Irish Boxty + Mushrooms + Whiskey Gravy, A Spicy Perspective
We all know that potatoes run deep within Irish history and culture and boxty, an Irish potato pancake, are one of the most popular potato recipes. It is thought that boxty dates back to the days of the Irish famine, presumably to make the potatoes stretch further. There are a couple of different recipes, but all contain finely grated, raw potatoes served fried. Sommer from A Spicy Perspective brings this pancake to life with mushrooms and a whiskey gravy.
Irish Apple Cake with Irish Whiskey Caramel Sauce, Lemon-Sugar
The authentic old-fashioned Irish apple cake, also called Kerry Apple Cake, is a sweet treat that would be made throughout the apple harvest season all over Ireland and where each family has their own version of the recipe. St. Patrick is even said to have planted apple trees in Ireland. Erin from Lemon-Sugar combines the Irish apple cake with an Irish whiskey caramel sauce for heavenly bread pudding like treat.
Dublin Coddle, Diethood
Dublin Coddle, a warming meal of sausages and potatoes, dates back to the 1700s, and is traditionally thought of as a city dish eaten in the winter months. It also is a dish that is great for using up leftovers and is traditionally served with a glass of Guinness and piece of soda bread. Katerina at Diethood gives us the best of both worlds with her Soda Bread and Dublin Coddle recipes — just add a pint of Guinness and you’re all set for St. Patrick’s Day!

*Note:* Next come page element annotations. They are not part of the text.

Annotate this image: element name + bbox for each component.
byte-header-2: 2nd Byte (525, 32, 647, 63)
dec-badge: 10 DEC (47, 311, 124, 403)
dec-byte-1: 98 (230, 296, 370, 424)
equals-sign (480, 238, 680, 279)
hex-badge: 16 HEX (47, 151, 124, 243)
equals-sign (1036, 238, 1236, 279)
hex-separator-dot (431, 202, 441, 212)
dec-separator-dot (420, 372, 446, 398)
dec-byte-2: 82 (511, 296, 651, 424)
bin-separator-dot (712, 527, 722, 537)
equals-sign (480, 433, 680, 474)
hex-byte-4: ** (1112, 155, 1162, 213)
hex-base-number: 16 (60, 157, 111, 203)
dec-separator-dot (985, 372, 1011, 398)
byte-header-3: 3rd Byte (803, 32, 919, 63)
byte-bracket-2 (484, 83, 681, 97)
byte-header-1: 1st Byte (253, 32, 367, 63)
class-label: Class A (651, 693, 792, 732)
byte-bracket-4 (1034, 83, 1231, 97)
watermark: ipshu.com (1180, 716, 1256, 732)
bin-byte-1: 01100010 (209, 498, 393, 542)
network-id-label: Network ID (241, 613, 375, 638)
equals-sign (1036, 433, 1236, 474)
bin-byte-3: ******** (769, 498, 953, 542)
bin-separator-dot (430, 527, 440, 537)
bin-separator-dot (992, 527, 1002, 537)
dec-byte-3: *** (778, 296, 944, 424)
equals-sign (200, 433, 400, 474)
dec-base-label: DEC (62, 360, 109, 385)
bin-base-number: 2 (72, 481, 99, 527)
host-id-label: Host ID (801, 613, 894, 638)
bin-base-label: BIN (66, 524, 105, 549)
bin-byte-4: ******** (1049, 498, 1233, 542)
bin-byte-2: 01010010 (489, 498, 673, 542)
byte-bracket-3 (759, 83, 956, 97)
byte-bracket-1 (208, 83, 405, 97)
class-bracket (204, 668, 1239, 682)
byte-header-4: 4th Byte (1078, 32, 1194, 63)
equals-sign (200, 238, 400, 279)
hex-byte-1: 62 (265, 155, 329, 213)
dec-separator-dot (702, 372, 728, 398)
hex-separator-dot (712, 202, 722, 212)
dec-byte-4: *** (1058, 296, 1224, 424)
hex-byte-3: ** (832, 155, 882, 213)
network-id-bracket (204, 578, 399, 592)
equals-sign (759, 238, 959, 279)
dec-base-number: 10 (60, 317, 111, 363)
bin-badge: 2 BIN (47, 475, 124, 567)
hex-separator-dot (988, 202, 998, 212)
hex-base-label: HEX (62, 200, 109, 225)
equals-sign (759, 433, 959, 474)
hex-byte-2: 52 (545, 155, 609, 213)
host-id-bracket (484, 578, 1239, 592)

Homemade Irish Cream, The Foodie Affair
The launch of the popular Baileys Irish Cream in 1974 saw a groundbreaking innovation of Irish cream mixed with Irish whiskey that took over four years to perfect. The brand is a major contributor to Ireland’s rural economy and uses over 250 million liters of Irish whole milk annually. Sandra at the Foodie Affair perfected a simple recipe so that you can make your own Irish liquor at home.